Quinton Teal

No. 28, 26, 36
- Position: Safety

Personal information
- Born: March 8, 1984 (age 42) Bennettsville, South Carolina, U.S.
- Listed height: 6 ft 1 in (1.85 m)
- Listed weight: 198 lb (90 kg)

Career information
- College: Coastal Carolina
- NFL draft: 2007: undrafted

Career history
- Carolina Panthers (2007–2009); Seattle Seahawks (2010)*; San Diego Chargers (2010);
- * Offseason or practice squad member only

Career NFL statistics
- Total tackles: 57
- Fumble recoveries: 1
- Stats at Pro Football Reference

= Quinton Teal =

American football player (born 1984)

Quinton Teal (born March 8, 1984) is an American former professional football player who was a safety in the National Football League (NFL), primarily for the Carolina Panthers. He played college football for the Coastal Carolina Chanticleers.

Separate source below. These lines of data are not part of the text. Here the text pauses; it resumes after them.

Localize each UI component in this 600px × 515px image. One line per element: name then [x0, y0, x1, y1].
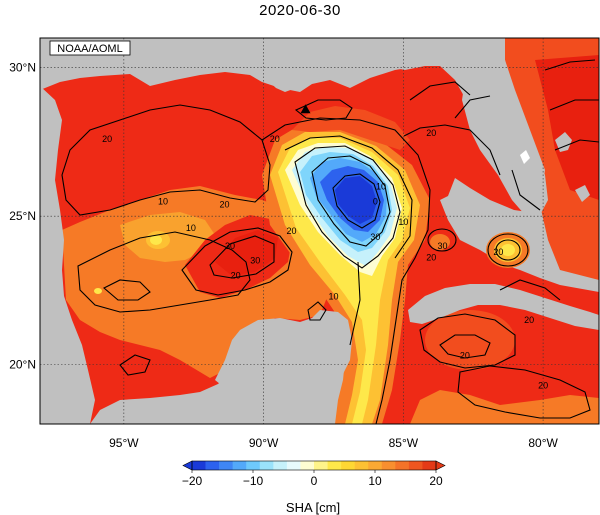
- contour-label: 0: [373, 196, 378, 206]
- colorbar-swatch: [259, 461, 274, 470]
- contour-label: 20: [426, 128, 436, 138]
- lon-tick-label: 95°W: [109, 436, 139, 450]
- map-title: 2020-06-30: [259, 2, 341, 19]
- lat-tick-label: 30°N: [9, 61, 36, 75]
- colorbar-swatch: [395, 461, 410, 470]
- colorbar-swatch: [232, 461, 247, 470]
- latitude-tick-labels: 30°N 25°N 20°N: [9, 61, 36, 372]
- colorbar-low-arrow: [182, 460, 193, 471]
- colorbar-swatch: [192, 461, 206, 470]
- contour-lines: [61, 59, 599, 424]
- land-masses: [40, 38, 599, 424]
- caribbean-orange-eddy: [425, 310, 515, 370]
- east-light-orange: [430, 234, 450, 250]
- contour-label: 10: [158, 196, 168, 206]
- contour-label: 10: [328, 291, 338, 301]
- colorbar-tick-labels: −20 −10 0 10 20: [182, 470, 443, 488]
- colorbar-tick-label: 10: [368, 474, 382, 488]
- east-yellow-eddy: [501, 244, 515, 256]
- map-frame: [39, 37, 600, 425]
- contour-label: 20: [426, 253, 436, 263]
- colorbar-swatch: [341, 461, 355, 470]
- colorbar-tick-label: −10: [243, 474, 264, 488]
- contour-label: 30: [370, 232, 380, 242]
- lake-okeechobee: [520, 150, 530, 164]
- colorbar-swatch: [300, 461, 315, 470]
- contour-label: 30: [437, 241, 447, 251]
- longitude-tick-labels: 95°W 90°W 85°W 80°W: [109, 436, 558, 450]
- colorbar-swatch: [246, 461, 261, 470]
- colorbar-swatch: [314, 461, 328, 470]
- lon-tick-label: 85°W: [389, 436, 419, 450]
- colorbar-tick-label: 0: [311, 474, 318, 488]
- contour-label: 20: [231, 271, 241, 281]
- north-loop-orange: [292, 106, 410, 150]
- colorbar-swatch: [408, 461, 423, 470]
- contour-label: 30: [225, 241, 235, 251]
- contour-label: 10: [186, 223, 196, 233]
- loop-dark-blue: [335, 176, 377, 224]
- colorbar-swatch: [273, 461, 288, 470]
- map-plot-area: 2010102030302020201010010203030202020202…: [40, 38, 599, 424]
- lat-tick-label: 20°N: [9, 358, 36, 372]
- contour-labels: 2010102030302020201010010203030202020202…: [102, 128, 548, 390]
- colorbar-swatch: [327, 461, 342, 470]
- colorbar-swatch: [219, 461, 233, 470]
- small-yellow-spot: [94, 288, 102, 294]
- colorbar-swatch: [205, 461, 220, 470]
- colorbar-tick-label: −20: [182, 474, 203, 488]
- lon-tick-label: 90°W: [249, 436, 279, 450]
- central-red-eddy-core: [215, 230, 278, 276]
- colorbar-tick-label: 20: [429, 474, 443, 488]
- contour-label: 20: [460, 351, 470, 361]
- caribbean-orange: [410, 390, 599, 424]
- colorbar-swatch: [422, 461, 437, 470]
- location-marker-triangle-icon: [300, 104, 311, 114]
- contour-label: 20: [524, 315, 534, 325]
- contour-label: 20: [493, 247, 503, 257]
- contour-label: 20: [270, 134, 280, 144]
- colorbar-swatch: [381, 461, 396, 470]
- lon-tick-label: 80°W: [528, 436, 558, 450]
- colorbar: [182, 460, 446, 471]
- colorbar-label: SHA [cm]: [286, 500, 340, 515]
- atlantic-ocean-ne-core: [535, 55, 599, 200]
- lat-tick-label: 25°N: [9, 209, 36, 223]
- colorbar-high-arrow: [435, 460, 446, 471]
- contour-label: 10: [376, 181, 386, 191]
- colorbar-swatch: [354, 461, 369, 470]
- credit-box: NOAA/AOML: [49, 40, 131, 56]
- gridlines: [40, 38, 599, 424]
- contour-label: 20: [102, 134, 112, 144]
- contour-label: 20: [538, 380, 548, 390]
- west-yellow-eddy-core: [150, 235, 162, 245]
- contour-label: 20: [219, 199, 229, 209]
- colorbar-swatch: [368, 461, 383, 470]
- colorbar-swatch: [286, 461, 301, 470]
- contour-label: 20: [287, 226, 297, 236]
- contour-label: 30: [250, 256, 260, 266]
- contour-label: 10: [398, 217, 408, 227]
- credit-text: NOAA/AOML: [57, 43, 122, 55]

== Early life and education ==
He was born in Bennettsville, South Carolina where he attended Marlboro County High School. He played college football at Coastal Carolina University. A three-time first team All-Big South winner, he holds the Big South Conference record with 17 career interceptions.

At Coastal Carolina, Teal played with future NFL players QB Tyler Thigpen, Miami Dolphins, WR Jerome Simpson, Cincinnati Bengals, FB Mike Tolbert, Carolina Panthers.

== Professional career ==
In the 2007 season he ranked third on the Panthers with 13 special teams tackles. He made his first NFL start against the Dallas Cowboys on December 22 and responded with a career-high seven tackles. He was the only undrafted rookie free agent to make Carolina's 53-man roster. Had 45 tackles in his 3-year career with the Panthers (2007–2009).

On April 29, 2010, Teal signed with the Seattle Seahawks but was later cut from the team.

On August 10, 2010, Teal signed a two-year contract with the San Diego Chargers but was released during final cuts on September 4, 2010. He was then re-signed by the team on September 28, 2010.

== Personal life ==
Quinton currently owns and operates Teal Fitness with his spouse in the Charlotte, NC area.

Quinton Teal and Mike Tolbert are the first Coastal Carolina teammates to be on the same NFL roster.